Люси это ничуть не обидело. Напротив, подобное безразличие произвело на нее самое выгодное впечатление. Хан принудил купца согласиться на такую мошенническую сделку, и любой другой на его месте выместил бы злобу на девушке, жестоко избив ее. Ни стражник, ни слуги хана даже не попытались бы остановить его, и потому Люси была благодарна купцу за сдержанность. Когда он позволит ей заговорить, она постарается убедить его, что его ждет щедрое вознаграждение за ее спасение. Необходимо заставить его в это поверить, тогда, может быть, он и не бросит Люси где-нибудь в горах по дороге в индийский город Пешавар.

Стражник откинул тяжелую домотканую занавеску и обратился к гостю:

— Вот твои покои, почтенный купец. Пусть ночь дарует тебе спокойный сон, а пробуждение — свежие силы.

— В гостеприимном дворце Хасим-хана не может быть иначе, — ответствовал торговец, входя в комнату.

Он упорно не замечал Люси, и она тихонько проскользнула в угол комнаты, однако в этот раз ни его безразличие, ни что-либо еще не могло ее обрадовать. Опять эта ненавистная комната! Ее живот сжался от леденящего страха. Она побывала здесь уже дважды, и для Люси эти два раза были равны тысяче. Ибо в обоих случаях мужчины, делившие с ней эти покои, умирали.

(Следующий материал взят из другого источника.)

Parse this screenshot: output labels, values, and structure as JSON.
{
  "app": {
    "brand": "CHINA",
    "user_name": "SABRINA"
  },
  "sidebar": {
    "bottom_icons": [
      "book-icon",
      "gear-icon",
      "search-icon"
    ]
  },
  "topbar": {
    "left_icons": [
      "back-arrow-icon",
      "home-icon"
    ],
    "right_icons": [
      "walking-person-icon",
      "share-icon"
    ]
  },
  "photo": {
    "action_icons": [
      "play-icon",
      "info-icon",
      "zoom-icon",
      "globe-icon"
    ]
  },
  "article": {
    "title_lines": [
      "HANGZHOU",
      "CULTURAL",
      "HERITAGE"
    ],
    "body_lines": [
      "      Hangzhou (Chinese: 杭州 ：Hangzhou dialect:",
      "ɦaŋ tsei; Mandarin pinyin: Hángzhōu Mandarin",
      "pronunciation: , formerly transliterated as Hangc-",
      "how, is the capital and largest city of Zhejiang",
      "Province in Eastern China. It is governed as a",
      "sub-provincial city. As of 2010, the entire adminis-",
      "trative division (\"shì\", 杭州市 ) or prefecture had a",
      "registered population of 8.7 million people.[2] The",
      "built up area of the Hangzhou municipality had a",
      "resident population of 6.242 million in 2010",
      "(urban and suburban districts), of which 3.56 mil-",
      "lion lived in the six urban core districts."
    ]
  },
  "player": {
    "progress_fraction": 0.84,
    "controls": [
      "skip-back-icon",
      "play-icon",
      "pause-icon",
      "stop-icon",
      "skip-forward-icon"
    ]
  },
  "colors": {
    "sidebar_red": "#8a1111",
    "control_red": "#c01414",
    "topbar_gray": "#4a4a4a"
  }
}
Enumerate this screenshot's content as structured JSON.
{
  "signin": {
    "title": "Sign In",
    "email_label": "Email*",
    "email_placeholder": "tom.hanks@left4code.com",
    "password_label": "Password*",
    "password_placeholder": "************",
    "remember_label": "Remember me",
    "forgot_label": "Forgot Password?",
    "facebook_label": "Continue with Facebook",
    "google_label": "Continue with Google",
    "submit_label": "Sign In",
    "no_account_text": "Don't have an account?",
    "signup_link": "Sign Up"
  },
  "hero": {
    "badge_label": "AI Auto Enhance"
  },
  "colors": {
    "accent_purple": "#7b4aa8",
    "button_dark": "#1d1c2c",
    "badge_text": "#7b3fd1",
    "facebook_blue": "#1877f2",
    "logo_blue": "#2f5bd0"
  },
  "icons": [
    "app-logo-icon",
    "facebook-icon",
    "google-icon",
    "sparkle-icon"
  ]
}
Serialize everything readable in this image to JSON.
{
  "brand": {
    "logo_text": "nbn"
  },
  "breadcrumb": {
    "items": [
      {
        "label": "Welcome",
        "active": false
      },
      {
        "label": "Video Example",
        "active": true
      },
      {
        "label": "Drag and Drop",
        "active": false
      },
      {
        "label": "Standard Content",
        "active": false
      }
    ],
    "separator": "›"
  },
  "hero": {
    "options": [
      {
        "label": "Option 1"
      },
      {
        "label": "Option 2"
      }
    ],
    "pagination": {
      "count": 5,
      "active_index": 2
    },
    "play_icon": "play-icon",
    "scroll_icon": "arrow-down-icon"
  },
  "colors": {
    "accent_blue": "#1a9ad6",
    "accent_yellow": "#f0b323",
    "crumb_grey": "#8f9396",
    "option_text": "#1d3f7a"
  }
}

О Господи! Люси охватила паника. Какой же надо быть наивной дурой, чтобы поверить в то, что Хасим-хан вот так запросто ее отпустит! Значит, она неверно истолковала действия хана как намерение натравить британскую армию на Шерали? Значит, индийский купец просто прибавится к списку жертв, умертвленных ее злыми чарами?

Купец пересек комнату, бросив едва заметный взгляд в сторону девушки. Его ничуть не удивило ее боязливое молчание. Женщина должна говорить, только если ее спрашивают, а рабыня всегда должна бояться. Ему, казалось, очень понравилось приготовленное в комнате угощение, и он рассыпался в щедрых похвалах. Если купцу и приходила в голову мысль о вероломстве Хасим-хана, то внешне это никак не проявлялось. Люси терялась в догадках — то ли индиец безнадежный глупец, то ли он невероятно мудр.

Стражник развернул толстый соломенный тюфяк и положил на него вышитые подушки. Потом вынул из грубо вытесанной в стене ниши два больших шерстяных одеяла и энергично их встряхнул. К счастью, они оказались совсем не ветхими и достаточно чистыми, и потому не содержали ни большого количества пыли, ни притаившихся в складках скорпионов. Люси давно научилась тщательно проверять постель, прежде чем в нее ложиться. Наконец, указав на медный кувшин с холодным чаем и поднос с различными закусками, стражник поклонился и вышел из комнаты.

Купец снял тюрбан, растянулся на тюфяке и начал расстегивать пуговицы своей стеганой куртки. Когда шаги стражника стихли, купец приблизился к выходу и осторожно отдернул занавеску. Убедившись, что никто не подслушивает, он обернулся и взглянул на Люси в упор.

— Теперь ты можешь говорить, — негромко сказал он на пушту. — Нас никто не слышит. Почему ты дрожишь? Что в этой комнате тебя так напугало?